Hybridization by multi-components in an aerogel is an efficient way to make nanoporous aerogel robust, high-temperature stable and multifunctional. While in the formation of aerogel network by a liquid-solid phase separation, solid-solid phase separation between the multi-component is likely to be triggered by enthalpy penalty, which would undermine the synergistically effects. Here, this work presents a copolymerized precursor that simultaneously incorporates two metals in one precursor, to efficiently suppress the potential solid-solid phase separation between the distinct components during sol-gel reaction. The two metals form atomic-level cross-links in the precursor, which are inherited into the aerogel. The difference in hydrolysis reaction rates during the sol-gel phase slows down the gelation time and inhibits phase separation. As a proof-of-concept, polyacetylacetone yttrium-zirconium (PAYZ) derived Y2O3 stabilized ZrO2 (YSZ) aerogel demonstrates a homogeneous chemical structure than those synthesized by metal-salt precursor; additionally, the YSZ aerogel can retain nanopores up to 1300 °C SBET of 17 cm2·g-1 after assessment and low bulk shrinkage, outperforming the metal-salts derived YSZ aerogels reported so far.

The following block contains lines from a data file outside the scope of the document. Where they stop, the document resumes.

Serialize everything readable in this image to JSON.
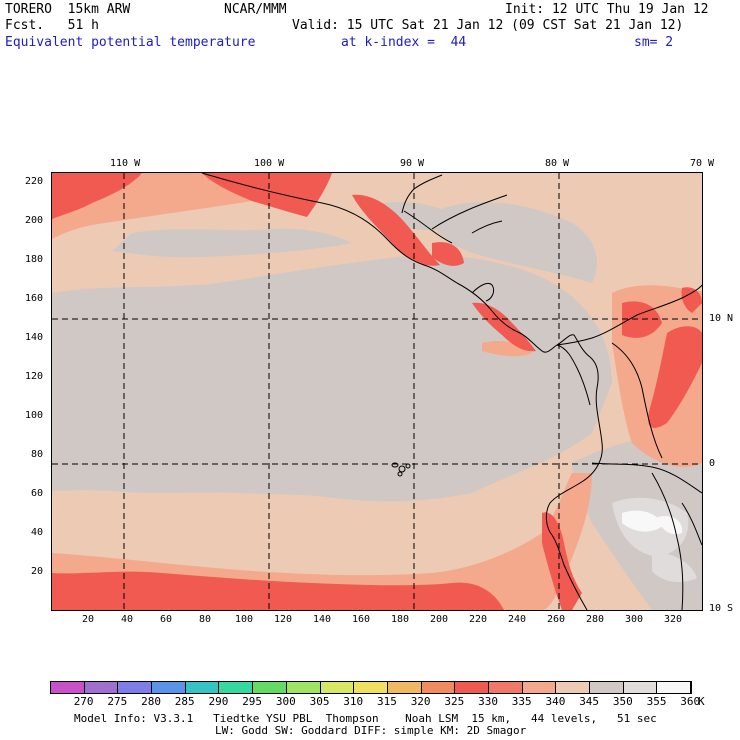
{
  "header": {
    "model": "TORERO  15km ARW",
    "center": "NCAR/MMM",
    "init": "Init: 12 UTC Thu 19 Jan 12",
    "fcst": "Fcst.   51 h",
    "valid": "Valid: 15 UTC Sat 21 Jan 12 (09 CST Sat 21 Jan 12)",
    "field": "Equivalent potential temperature",
    "level": "at k-index =  44",
    "smooth": "sm= 2"
  },
  "map": {
    "lon_labels": [
      "110 W",
      "100 W",
      "90 W",
      "80 W",
      "70 W"
    ],
    "lat_labels": [
      "10 N",
      "0",
      "10 S"
    ],
    "y_ticks": [
      "220",
      "200",
      "180",
      "160",
      "140",
      "120",
      "100",
      "80",
      "60",
      "40",
      "20"
    ],
    "x_ticks": [
      "20",
      "40",
      "60",
      "80",
      "100",
      "120",
      "140",
      "160",
      "180",
      "200",
      "220",
      "240",
      "260",
      "280",
      "300",
      "320"
    ]
  },
  "colorbar": {
    "unit": "K",
    "labels": [
      "270",
      "275",
      "280",
      "285",
      "290",
      "295",
      "300",
      "305",
      "310",
      "315",
      "320",
      "325",
      "330",
      "335",
      "340",
      "345",
      "350",
      "355",
      "360"
    ],
    "colors": [
      "#c850c8",
      "#a070d0",
      "#7e7ee8",
      "#5a94e8",
      "#34c4c4",
      "#34d8a0",
      "#64dc64",
      "#a0e464",
      "#d8e864",
      "#f0e060",
      "#f0b860",
      "#f08c60",
      "#f05a50",
      "#f07868",
      "#f4a88c",
      "#eccab4",
      "#d0c8c4",
      "#e0dcdc",
      "#f8f8f8"
    ]
  },
  "footer": {
    "line1": "Model Info: V3.3.1   Tiedtke YSU PBL  Thompson    Noah LSM  15 km,   44 levels,   51 sec",
    "line2": "LW: Godd SW: Goddard DIFF: simple KM: 2D Smagor"
  }
}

The aerogel of only 1 mm thick can insulate a heating source temperature of 860 °C to about 407 °C, indicating a remarkable thermal insulation performance. Owing to the uniform incorporation of Y in ZrO2 lattices, the YSZ aerogel shows excellent ultraviolet (UV) shielding performances. The copolymerized precursor derived hybrid aerogel synthesis provides potential strategy to explore new hybrid aerogels, which have better performance and wider applications.